Limitations of Amazon S3
Even though Hadoop's S3A client can make an S3 bucket appear to be a Hadoop-compatible filesystem, it is still an object store, and has some limitations when acting as a Hadoop-compatible filesystem.
-
Operations on directories are potentially slow and non-atomic.
-
Not all file operations are supported. In particular, some file operations needed by Apache HBase are not available — so HBase cannot be run on top of Amazon S3 without additional features. Due to this, the use of Amazon S3 for HBase in a CDP Private Cloud Base (IaaS) environment is not supported.
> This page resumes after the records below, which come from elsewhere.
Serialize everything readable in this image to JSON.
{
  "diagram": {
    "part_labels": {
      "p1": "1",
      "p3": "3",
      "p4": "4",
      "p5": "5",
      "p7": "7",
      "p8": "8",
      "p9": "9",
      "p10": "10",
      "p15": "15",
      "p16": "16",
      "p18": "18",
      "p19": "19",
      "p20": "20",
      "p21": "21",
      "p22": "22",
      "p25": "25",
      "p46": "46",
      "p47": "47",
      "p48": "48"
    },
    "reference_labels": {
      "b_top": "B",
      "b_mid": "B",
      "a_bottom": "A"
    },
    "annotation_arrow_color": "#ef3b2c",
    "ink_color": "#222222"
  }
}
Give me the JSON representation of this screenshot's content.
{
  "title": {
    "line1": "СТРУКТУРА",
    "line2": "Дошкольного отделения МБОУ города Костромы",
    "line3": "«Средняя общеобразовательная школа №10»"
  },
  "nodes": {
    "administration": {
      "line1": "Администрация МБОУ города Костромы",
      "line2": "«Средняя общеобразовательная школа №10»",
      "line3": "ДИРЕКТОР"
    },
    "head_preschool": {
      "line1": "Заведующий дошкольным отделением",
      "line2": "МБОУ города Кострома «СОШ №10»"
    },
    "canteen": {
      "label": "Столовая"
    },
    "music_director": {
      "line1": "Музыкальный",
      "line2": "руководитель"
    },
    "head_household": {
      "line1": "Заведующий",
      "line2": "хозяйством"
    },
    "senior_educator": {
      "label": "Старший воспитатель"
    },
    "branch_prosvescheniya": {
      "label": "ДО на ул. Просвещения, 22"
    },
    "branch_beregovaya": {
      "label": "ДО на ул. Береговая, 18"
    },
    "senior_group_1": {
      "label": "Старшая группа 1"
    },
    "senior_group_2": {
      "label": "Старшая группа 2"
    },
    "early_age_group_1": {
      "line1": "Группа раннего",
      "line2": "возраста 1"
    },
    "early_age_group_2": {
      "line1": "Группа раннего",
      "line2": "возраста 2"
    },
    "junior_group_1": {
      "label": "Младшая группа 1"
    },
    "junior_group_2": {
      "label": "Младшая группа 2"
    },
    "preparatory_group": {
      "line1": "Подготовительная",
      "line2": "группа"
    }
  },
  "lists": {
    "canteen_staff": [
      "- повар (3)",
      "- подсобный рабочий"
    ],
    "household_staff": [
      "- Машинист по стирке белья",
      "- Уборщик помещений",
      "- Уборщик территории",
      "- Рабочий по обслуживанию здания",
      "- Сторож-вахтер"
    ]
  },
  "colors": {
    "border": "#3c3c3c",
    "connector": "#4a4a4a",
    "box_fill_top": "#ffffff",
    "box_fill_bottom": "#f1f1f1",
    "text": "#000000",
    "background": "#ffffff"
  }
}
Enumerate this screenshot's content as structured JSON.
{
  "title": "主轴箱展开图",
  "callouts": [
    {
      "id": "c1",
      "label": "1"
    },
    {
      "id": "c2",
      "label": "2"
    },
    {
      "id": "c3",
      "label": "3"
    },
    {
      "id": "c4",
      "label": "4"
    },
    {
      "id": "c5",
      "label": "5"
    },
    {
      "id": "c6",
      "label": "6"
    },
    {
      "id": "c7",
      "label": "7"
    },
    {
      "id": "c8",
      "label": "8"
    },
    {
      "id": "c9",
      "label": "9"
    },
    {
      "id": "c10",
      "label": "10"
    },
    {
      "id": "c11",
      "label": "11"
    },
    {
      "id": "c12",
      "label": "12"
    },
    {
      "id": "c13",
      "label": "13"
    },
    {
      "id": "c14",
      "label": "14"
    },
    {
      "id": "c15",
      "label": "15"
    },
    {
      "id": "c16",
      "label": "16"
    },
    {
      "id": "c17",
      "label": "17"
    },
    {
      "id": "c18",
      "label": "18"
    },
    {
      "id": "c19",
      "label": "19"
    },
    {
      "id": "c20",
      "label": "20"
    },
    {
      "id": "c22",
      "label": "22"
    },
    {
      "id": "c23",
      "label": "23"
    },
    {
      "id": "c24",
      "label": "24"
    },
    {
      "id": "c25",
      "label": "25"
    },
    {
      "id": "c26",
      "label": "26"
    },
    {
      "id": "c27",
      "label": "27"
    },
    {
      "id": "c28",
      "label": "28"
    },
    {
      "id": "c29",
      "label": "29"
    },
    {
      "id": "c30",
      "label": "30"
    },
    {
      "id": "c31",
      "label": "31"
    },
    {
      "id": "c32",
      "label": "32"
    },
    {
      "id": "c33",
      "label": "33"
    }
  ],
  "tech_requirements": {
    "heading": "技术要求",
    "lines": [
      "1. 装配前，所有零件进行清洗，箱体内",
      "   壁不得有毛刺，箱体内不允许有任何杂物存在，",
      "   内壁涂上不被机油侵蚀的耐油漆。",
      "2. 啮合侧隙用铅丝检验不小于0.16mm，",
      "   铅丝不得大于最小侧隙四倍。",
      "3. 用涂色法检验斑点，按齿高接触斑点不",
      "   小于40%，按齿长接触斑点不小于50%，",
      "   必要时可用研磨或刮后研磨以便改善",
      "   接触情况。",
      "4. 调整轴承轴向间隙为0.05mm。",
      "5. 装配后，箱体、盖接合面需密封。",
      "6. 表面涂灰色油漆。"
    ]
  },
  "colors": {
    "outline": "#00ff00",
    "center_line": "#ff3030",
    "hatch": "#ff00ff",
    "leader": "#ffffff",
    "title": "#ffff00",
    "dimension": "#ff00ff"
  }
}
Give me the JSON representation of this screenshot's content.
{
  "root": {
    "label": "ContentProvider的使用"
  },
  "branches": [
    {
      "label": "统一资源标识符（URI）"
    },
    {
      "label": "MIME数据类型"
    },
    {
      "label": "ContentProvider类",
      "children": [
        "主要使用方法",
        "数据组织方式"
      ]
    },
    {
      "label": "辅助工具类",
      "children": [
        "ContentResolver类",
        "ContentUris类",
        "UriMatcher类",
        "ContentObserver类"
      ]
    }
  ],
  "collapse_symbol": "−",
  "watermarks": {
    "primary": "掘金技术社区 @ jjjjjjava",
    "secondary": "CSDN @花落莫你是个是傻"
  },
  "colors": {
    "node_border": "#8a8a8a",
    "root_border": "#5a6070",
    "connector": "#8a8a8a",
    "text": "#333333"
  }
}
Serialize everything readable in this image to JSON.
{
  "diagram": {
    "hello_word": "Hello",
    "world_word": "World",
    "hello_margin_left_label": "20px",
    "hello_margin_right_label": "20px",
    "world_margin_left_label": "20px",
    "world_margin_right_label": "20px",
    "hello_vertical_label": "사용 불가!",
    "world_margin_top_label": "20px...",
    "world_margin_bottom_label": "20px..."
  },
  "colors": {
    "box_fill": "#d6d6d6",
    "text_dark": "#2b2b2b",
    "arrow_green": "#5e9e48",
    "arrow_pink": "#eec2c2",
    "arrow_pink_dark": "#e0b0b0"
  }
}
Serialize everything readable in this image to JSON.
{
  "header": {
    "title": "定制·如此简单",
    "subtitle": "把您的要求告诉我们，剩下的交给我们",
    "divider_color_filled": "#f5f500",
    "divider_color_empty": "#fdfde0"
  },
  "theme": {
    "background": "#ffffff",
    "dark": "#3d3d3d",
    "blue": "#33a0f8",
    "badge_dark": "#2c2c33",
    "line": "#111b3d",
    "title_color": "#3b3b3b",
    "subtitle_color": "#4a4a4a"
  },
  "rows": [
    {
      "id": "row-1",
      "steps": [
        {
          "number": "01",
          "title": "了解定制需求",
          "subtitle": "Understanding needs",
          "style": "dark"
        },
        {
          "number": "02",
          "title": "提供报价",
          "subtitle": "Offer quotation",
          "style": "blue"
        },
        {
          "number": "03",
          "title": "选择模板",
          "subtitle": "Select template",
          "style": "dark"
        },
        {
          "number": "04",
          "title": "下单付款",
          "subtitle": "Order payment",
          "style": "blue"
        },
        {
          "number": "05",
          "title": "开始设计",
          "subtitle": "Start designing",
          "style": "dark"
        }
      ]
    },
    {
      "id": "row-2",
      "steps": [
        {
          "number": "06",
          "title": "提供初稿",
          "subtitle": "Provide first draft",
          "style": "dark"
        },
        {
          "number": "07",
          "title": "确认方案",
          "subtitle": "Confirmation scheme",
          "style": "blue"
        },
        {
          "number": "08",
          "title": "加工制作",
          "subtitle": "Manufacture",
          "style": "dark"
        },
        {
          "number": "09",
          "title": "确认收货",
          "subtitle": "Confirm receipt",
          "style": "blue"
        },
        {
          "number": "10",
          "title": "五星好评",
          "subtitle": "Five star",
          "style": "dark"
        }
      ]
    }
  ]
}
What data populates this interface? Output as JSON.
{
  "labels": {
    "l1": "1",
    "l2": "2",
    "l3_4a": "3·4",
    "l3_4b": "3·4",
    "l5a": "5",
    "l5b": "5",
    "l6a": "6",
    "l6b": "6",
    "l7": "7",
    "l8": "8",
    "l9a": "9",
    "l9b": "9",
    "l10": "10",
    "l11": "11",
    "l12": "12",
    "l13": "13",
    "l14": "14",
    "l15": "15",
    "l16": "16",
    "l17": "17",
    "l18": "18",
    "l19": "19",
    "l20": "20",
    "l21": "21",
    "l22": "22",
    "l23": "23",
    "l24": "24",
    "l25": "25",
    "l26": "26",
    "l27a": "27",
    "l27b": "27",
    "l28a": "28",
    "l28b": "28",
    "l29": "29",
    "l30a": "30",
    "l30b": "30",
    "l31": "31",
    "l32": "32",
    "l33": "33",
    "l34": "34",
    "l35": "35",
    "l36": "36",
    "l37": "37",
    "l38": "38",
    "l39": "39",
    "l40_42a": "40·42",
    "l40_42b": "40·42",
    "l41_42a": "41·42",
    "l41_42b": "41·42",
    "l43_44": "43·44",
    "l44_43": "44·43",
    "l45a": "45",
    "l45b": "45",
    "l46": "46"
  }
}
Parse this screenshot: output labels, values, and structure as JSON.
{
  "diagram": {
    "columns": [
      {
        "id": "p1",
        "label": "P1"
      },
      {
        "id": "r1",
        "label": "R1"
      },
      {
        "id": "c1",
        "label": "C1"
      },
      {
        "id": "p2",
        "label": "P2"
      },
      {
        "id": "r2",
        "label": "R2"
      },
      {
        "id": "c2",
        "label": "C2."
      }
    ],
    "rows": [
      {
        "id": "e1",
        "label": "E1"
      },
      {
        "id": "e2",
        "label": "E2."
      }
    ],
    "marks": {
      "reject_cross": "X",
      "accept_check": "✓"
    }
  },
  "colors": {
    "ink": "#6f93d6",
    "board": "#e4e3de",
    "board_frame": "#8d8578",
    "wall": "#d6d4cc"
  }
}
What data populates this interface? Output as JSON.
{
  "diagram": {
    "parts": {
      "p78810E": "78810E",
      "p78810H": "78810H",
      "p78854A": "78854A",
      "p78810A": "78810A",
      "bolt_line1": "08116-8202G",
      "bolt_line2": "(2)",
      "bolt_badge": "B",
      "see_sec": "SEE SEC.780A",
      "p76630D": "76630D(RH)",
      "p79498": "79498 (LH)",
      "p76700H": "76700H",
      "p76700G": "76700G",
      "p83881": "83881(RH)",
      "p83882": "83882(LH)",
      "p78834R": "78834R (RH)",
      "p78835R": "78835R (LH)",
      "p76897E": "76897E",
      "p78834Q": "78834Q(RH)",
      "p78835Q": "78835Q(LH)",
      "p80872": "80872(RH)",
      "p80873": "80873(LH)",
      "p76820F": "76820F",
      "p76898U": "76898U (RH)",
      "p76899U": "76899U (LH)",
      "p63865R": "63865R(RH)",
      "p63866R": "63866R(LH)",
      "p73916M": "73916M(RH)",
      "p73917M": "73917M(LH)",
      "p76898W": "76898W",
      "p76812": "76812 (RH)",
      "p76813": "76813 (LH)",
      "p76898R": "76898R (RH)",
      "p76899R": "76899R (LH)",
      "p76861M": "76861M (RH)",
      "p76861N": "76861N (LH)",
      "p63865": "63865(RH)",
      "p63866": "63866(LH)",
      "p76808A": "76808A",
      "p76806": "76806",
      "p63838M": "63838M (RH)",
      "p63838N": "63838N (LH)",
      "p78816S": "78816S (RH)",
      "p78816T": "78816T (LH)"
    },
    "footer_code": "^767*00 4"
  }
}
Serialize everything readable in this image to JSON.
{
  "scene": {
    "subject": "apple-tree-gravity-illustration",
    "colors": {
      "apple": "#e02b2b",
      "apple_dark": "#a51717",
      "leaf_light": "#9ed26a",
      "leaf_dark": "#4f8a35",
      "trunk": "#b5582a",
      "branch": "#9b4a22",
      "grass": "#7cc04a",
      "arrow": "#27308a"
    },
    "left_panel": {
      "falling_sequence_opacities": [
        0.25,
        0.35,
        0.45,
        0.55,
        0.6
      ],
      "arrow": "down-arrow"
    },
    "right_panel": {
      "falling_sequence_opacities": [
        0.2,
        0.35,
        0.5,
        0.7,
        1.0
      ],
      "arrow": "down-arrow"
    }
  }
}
If you intend to use HBase with S3, Cloudera recommends you to use Cloudera Operational Database instead.
- Except for versions of HBase specifically designed to work with S3 storage, HBase must
not use
s3a://
paths for HBase storage. - S3 can not be used as a replacement for HDFS as the cluster filesystem in CDP. S3 can be used as a source and destination of work.
-
Data is not visible in the object store until the entire output stream has been written.
-
Neither the per-file and per-directory permissions supported by HDFS nor its more sophisticated ACL mechanism are supported.
-
Bandwidth between your workload clusters and Amazon S3 is limited and can vary significantly depending on network and VM load.
For these reasons, while Amazon S3 can be used as the source and store for persistent data,
it cannot be used as a direct replacement for a cluster-wide filesystem such as HDFS, or be
used as defaultFS
.